In the days when the focus of the British film industry was on Shoreham Beach, Steyning was chosen as the principal location for the filming of a story about Charles II’s escape after the battle of Worcester. The story, on which the film was rather loosely based, was a romantic – and improbable – adventure novel called “Ovingdean Grange” by Harrison Ainsworth.

So, on one July day in 1913, Steyning swarmed with cavaliers and roundheads and, according to press reports, ‘Thirty one actors and actresses well known in the cinematograph world with, altogether, some 300 people... Not a little of the entertainment for the crowd was derived from seeing folks well known to them swaggering about in military attire or the dresses of the period’.

Amy Hole, when a small girl, recalled the occasion. In a conversation with us, some years ago now, Amy told us that her mother had been able to earn enough money, as an ‘extra’ in the film, to provide her numerous children with new shoes for the very first time in their lives.

It was a story in which all the cavaliers were dashing and all the puritans were sinister – and in which most unlikely things happened. In a scene filmed in the White Horse taproom, said the press report, ‘King Charles and Colonel Maunsell were disguised as drunken sailors and his majesty had to undergo the indignity of being hidden in a barrel’.

Elsewhere a puritan spy who had briefly captured the king ‘was dipped in a duck pond, spread-eagle fashion – a performance which, when enacted to meet the demands of the cinematograph, also provided much fun for the latter day onlookers’. We don’t know where this took place but we do know that ‘at Gatewick Farm was enacted the incident of the oak tree’.

To recreate the Battle of Worcester, the big set piece episode in the film, ‘a great battle raged on the Downs above Steyning’ – and there is a curious sidelight on this, reported by Geoffrey Malins, a filmmaker.

Facing a different sort of battle, he was with a group of officers in the trenches at the Somme in 1916, ready to film the action there, when the following conversation took place.

‘Are you going to give me a good show’ Malins asked them.‘You’re not coming after us with that affair [his bulky camera equipment], are you?’‘Yes, certainly. As soon as you get into the Bosche trenches I shall be there’ Someone piped up ‘Tell brother Fritz if he gets out of ‘the limits’’ ‘Where have you heard that?’ asked Malins ‘Limits’ is a technical term’‘I heard it once a few years ago. Filming was going on at a small place called Steyning. About 200 horsemen and an immense crowd were rehearsing a scene for the Battle of Worcester. It was some fight. The cameraman was constantly shouting ‘keep in the limits’ (I assumed he meant the angle of view). Everything went well until a section of the men, who were supposed to run away, got a few genuine knocks on the head, and continued fighting. It was the funniest thing.’ ‘That’s extraordinary’ said Malins ‘I was the chap who filmed that scene. I remember that incident well.’

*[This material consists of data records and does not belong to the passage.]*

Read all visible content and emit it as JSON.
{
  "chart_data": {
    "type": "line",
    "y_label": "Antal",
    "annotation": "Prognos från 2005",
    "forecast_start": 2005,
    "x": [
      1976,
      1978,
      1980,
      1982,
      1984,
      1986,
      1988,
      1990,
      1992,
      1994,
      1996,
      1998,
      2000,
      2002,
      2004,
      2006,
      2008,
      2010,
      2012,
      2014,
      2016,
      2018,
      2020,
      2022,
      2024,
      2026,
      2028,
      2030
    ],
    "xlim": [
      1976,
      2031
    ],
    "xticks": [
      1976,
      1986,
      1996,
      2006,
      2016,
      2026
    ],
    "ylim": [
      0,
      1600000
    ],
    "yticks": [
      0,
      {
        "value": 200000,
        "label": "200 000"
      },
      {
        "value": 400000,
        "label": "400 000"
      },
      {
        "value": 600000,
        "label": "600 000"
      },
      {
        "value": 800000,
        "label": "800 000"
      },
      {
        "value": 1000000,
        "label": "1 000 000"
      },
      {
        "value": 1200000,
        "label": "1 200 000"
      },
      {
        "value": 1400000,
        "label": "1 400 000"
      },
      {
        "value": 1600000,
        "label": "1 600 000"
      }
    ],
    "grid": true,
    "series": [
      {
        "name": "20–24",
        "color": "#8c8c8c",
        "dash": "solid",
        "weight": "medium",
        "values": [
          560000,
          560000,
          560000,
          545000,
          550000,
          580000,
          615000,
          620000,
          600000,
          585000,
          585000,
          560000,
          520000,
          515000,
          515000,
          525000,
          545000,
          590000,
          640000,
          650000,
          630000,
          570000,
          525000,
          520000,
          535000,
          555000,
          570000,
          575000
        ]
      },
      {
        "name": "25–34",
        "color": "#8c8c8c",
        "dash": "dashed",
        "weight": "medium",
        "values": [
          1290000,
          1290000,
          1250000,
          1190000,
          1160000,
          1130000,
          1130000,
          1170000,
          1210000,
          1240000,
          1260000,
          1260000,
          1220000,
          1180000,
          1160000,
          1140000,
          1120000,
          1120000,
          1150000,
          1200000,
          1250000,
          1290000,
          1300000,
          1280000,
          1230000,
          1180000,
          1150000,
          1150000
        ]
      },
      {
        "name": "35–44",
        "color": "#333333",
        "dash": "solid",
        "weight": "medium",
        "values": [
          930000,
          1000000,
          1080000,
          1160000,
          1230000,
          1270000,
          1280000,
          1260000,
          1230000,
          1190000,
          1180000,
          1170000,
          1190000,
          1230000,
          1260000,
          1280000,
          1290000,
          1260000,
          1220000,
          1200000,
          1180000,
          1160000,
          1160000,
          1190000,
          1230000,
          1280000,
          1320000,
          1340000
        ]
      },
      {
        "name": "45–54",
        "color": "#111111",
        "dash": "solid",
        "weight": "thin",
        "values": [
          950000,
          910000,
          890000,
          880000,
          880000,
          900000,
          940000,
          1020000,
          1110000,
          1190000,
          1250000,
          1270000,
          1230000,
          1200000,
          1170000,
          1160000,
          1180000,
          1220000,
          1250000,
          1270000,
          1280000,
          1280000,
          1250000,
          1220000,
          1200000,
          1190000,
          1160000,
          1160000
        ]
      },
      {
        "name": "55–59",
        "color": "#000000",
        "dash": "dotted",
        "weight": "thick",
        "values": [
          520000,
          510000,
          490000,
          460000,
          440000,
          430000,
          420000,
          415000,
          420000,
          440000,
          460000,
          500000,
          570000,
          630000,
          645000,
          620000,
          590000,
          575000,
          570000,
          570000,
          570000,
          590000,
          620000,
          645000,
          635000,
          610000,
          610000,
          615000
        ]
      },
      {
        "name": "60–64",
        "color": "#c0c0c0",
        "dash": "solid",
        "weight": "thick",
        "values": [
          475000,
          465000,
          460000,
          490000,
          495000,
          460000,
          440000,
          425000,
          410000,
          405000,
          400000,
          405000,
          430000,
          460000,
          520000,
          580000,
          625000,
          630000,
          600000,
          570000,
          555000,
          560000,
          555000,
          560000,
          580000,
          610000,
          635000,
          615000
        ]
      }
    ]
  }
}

They even used Church Street as the setting for filming Charles’ triumphant return to England in 1660. ‘His majesty comes along smiling and bowing.’ said the press report ‘Maidens bestrew roses in his path. His majesty’s horse is a little restive but he holds his steed serenely and rides on.’ That, however, was not entirely truthful. Amy Hole told us that what actually happened was that the actor taking the part of King Charles was, in reality, a very indifferent horseman and far from holding ‘his horse serenely’ he was not able to stop it backing into a shop window and breaking it.

Life wasn’t often this exciting for the people of Steyning. Memories of those days of filming must have stayed with them for years.